UCD’s Ulysses Centre gets go ahead

Repro Free: Wednesday 10th August 2016. Picture Jason Clarke

UCD has been granted planning permission by Dublin City Council to begin building the Ulysses Centre, which will be an international literary centre in the heart of the city. The Ulysses Centre will find its home in the Newman Building beside St. Stephen’s Green, the location where John Henry Newman founded the Catholic University of Ireland, the precursor to UCD, in 1854.

The €10 million cost of constructing the centre was funded by UCD in conjunction with a substantial donation from Carmel and Martin Naughton, with €2.5 million of the funding also coming from Fáilte Ireland.

The subject of major restoration in 1989, Newman House has already been established as a tourist attraction in Dublin. It comprises of two Georgian town houses and a Victorian Hall designed by architect Richard Castle, who also designed Leinster House and Russborough House in Wicklow. The Ulysses Centre itself will be designed by architecture firm Scott Tallon Walker.

It is hoped that, like other literary attractions in the city such as the Book of Kells in Trinity College and the Dublin Writers Museum, the Ulysses Centre will be a major tourist hub.

University College Dublin, in collaboration with the National Library of Ireland, conceived of the centre to celebrate Ireland’s literary heritage. The project is promising access to some of the most important artifacts of Irish literature including the first copy of Ulysses, which the National Library of Ireland holds within its extensive archives.

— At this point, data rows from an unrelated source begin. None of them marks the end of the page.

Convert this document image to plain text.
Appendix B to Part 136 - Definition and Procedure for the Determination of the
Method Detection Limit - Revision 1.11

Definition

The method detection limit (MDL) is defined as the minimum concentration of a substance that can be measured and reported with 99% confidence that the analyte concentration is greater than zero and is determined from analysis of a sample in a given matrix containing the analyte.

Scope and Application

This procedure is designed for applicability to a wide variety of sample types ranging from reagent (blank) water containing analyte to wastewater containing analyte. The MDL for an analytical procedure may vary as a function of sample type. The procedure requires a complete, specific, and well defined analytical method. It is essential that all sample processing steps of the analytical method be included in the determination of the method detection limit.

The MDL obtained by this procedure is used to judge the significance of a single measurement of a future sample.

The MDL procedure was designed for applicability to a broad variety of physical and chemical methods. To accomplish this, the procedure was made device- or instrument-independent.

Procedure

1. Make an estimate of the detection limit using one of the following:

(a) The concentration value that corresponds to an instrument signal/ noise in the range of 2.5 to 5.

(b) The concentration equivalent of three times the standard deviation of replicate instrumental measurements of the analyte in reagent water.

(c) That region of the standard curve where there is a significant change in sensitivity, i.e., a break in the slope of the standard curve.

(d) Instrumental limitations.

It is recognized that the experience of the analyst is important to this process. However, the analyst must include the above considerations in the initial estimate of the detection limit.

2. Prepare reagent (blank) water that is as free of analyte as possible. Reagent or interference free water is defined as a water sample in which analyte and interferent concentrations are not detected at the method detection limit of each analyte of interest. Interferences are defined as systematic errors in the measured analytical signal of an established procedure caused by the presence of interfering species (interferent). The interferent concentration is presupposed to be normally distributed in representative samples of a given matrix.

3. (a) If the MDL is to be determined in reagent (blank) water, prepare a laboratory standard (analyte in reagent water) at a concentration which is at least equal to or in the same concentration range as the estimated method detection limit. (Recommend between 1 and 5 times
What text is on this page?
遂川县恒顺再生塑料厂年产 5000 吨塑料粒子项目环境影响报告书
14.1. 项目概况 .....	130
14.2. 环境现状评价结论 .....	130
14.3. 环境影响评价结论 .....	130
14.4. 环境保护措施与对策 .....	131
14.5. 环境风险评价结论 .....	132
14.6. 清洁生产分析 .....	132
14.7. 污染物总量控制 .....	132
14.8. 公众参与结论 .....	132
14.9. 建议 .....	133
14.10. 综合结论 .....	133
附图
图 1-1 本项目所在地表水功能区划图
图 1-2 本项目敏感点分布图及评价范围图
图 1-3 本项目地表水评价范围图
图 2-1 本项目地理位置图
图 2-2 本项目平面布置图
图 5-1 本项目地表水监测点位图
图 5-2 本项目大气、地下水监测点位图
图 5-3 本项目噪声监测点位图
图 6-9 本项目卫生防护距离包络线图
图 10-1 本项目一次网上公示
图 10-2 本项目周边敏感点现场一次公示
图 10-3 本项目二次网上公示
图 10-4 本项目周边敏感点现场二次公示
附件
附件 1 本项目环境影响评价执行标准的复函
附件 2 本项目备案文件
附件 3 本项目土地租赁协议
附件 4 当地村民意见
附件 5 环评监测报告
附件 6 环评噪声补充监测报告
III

“The National Library is delighted to partner with UCD on this new venture, which builds on a rich shared history between our two institutions,” said director of the National Library of Ireland, Dr. Sandra Collins. “James Joyce’s footsteps crossed between our beautiful reading room on Kildare Street and Newman House, and now we are delighted a new generation of visitors will enjoy our literary treasures in the Ulysses Centre.”

UCD has been responsible for many literary greats in its history, as well as many famous writers in more recent years. James Joyce is almost certainly the most famous alum of the university but more recent well known literary alumni include Frank McGuinness — the Donegal playwright who is now Professor of Creative Writing at the university — and Colm Toibin, a graduate of UCD who’s novel Brooklyn has come to the cultural foreground after being adapted into an Oscar nominated film of the same name.

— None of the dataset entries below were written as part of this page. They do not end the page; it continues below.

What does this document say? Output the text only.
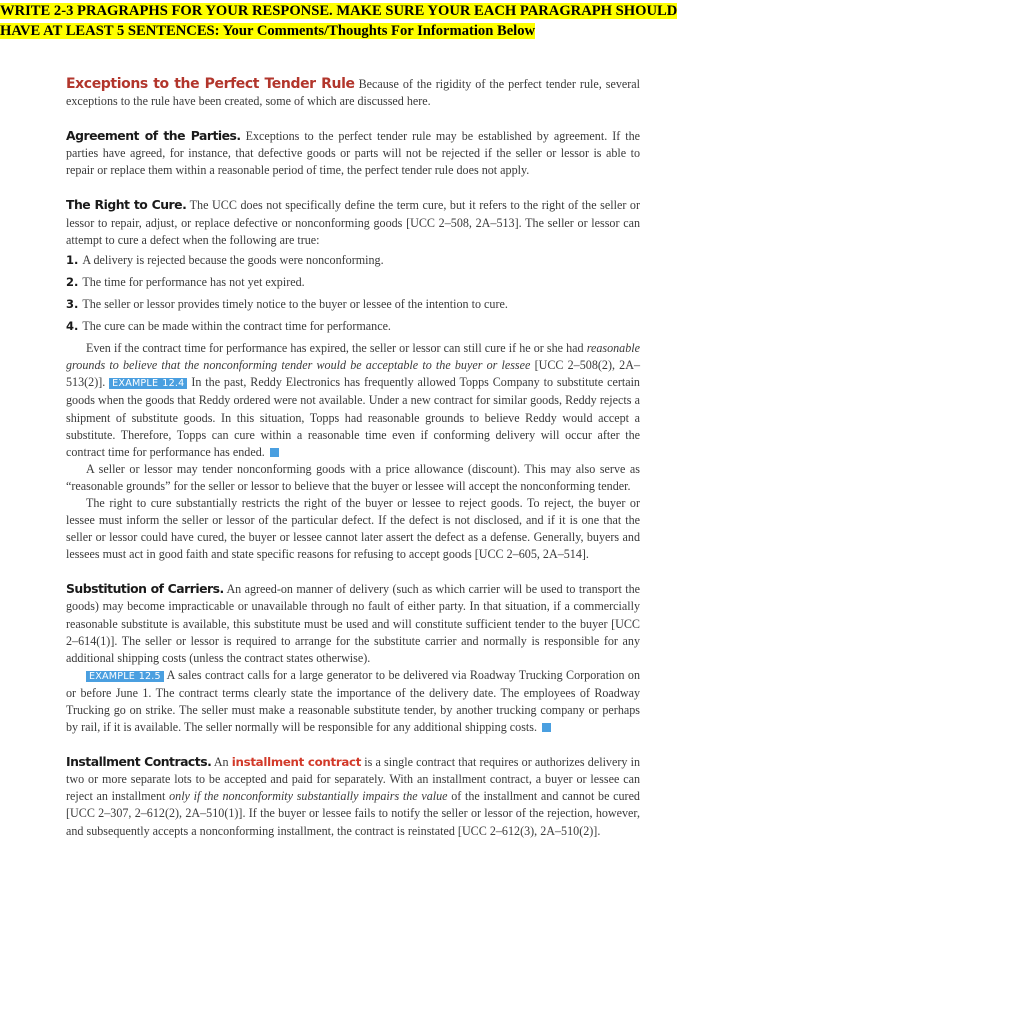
WRITE 2-3 PRAGRAPHS FOR YOUR RESPONSE. MAKE SURE YOUR EACH PARAGRAPH SHOULD
HAVE AT LEAST 5 SENTENCES: Your Comments/Thoughts For Information Below

Exceptions to the Perfect Tender Rule Because of the rigidity of the perfect tender rule, several exceptions to the rule have been created, some of which are discussed here.

Agreement of the Parties. Exceptions to the perfect tender rule may be established by agreement. If the parties have agreed, for instance, that defective goods or parts will not be rejected if the seller or lessor is able to repair or replace them within a reasonable period of time, the perfect tender rule does not apply.

The Right to Cure. The UCC does not specifically define the term cure, but it refers to the right of the seller or lessor to repair, adjust, or replace defective or nonconforming goods [UCC 2–508, 2A–513]. The seller or lessor can attempt to cure a defect when the following are true:

1. A delivery is rejected because the goods were nonconforming.
2. The time for performance has not yet expired.
3. The seller or lessor provides timely notice to the buyer or lessee of the intention to cure.
4. The cure can be made within the contract time for performance.

Even if the contract time for performance has expired, the seller or lessor can still cure if he or she had reasonable grounds to believe that the nonconforming tender would be acceptable to the buyer or lessee [UCC 2–508(2), 2A–513(2)]. EXAMPLE 12.4 In the past, Reddy Electronics has frequently allowed Topps Company to substitute certain goods when the goods that Reddy ordered were not available. Under a new contract for similar goods, Reddy rejects a shipment of substitute goods. In this situation, Topps had reasonable grounds to believe Reddy would accept a substitute. Therefore, Topps can cure within a reasonable time even if conforming delivery will occur after the contract time for performance has ended.

A seller or lessor may tender nonconforming goods with a price allowance (discount). This may also serve as “reasonable grounds” for the seller or lessor to believe that the buyer or lessee will accept the nonconforming tender.

The right to cure substantially restricts the right of the buyer or lessee to reject goods. To reject, the buyer or lessee must inform the seller or lessor of the particular defect. If the defect is not disclosed, and if it is one that the seller or lessor could have cured, the buyer or lessee cannot later assert the defect as a defense. Generally, buyers and lessees must act in good faith and state specific reasons for refusing to accept goods [UCC 2–605, 2A–514].

Substitution of Carriers. An agreed-on manner of delivery (such as which carrier will be used to transport the goods) may become impracticable or unavailable through no fault of either party. In that situation, if a commercially reasonable substitute is available, this substitute must be used and will constitute sufficient tender to the buyer [UCC 2–614(1)]. The seller or lessor is required to arrange for the substitute carrier and normally is responsible for any additional shipping costs (unless the contract states otherwise).

EXAMPLE 12.5 A sales contract calls for a large generator to be delivered via Roadway Trucking Corporation on or before June 1. The contract terms clearly state the importance of the delivery date. The employees of Roadway Trucking go on strike. The seller must make a reasonable substitute tender, by another trucking company or perhaps by rail, if it is available. The seller normally will be responsible for any additional shipping costs.

Installment Contracts. An installment contract is a single contract that requires or authorizes delivery in two or more separate lots to be accepted and paid for separately. With an installment contract, a buyer or lessee can reject an installment only if the nonconformity substantially impairs the value of the installment and cannot be cured [UCC 2–307, 2–612(2), 2A–510(1)]. If the buyer or lessee fails to notify the seller or lessor of the rejection, however, and subsequently accepts a nonconforming installment, the contract is reinstated [UCC 2–612(3), 2A–510(2)].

“We have an extraordinary literary past, present and future,” said Margaret Kelleher, Professor of Anglo-Irish Literature at UCD. “From James Joyce to Frank McGuinness, from Mary Lavin to Emma Donoghue, from Flann O’Brien to Colm Tóibín, we have produced a stream of wonderful writers whose work reaches audiences throughout the world.”

“The Ulysses Centre brings together the cultural resources of Ireland’s largest university and Ireland’s national library, in a unique location that has shaped the writings of Joyce, Newman, Hopkins and generations of UCD students.”

With planning permission secured, it is hoped the centre will be open to the public in Summer 2018.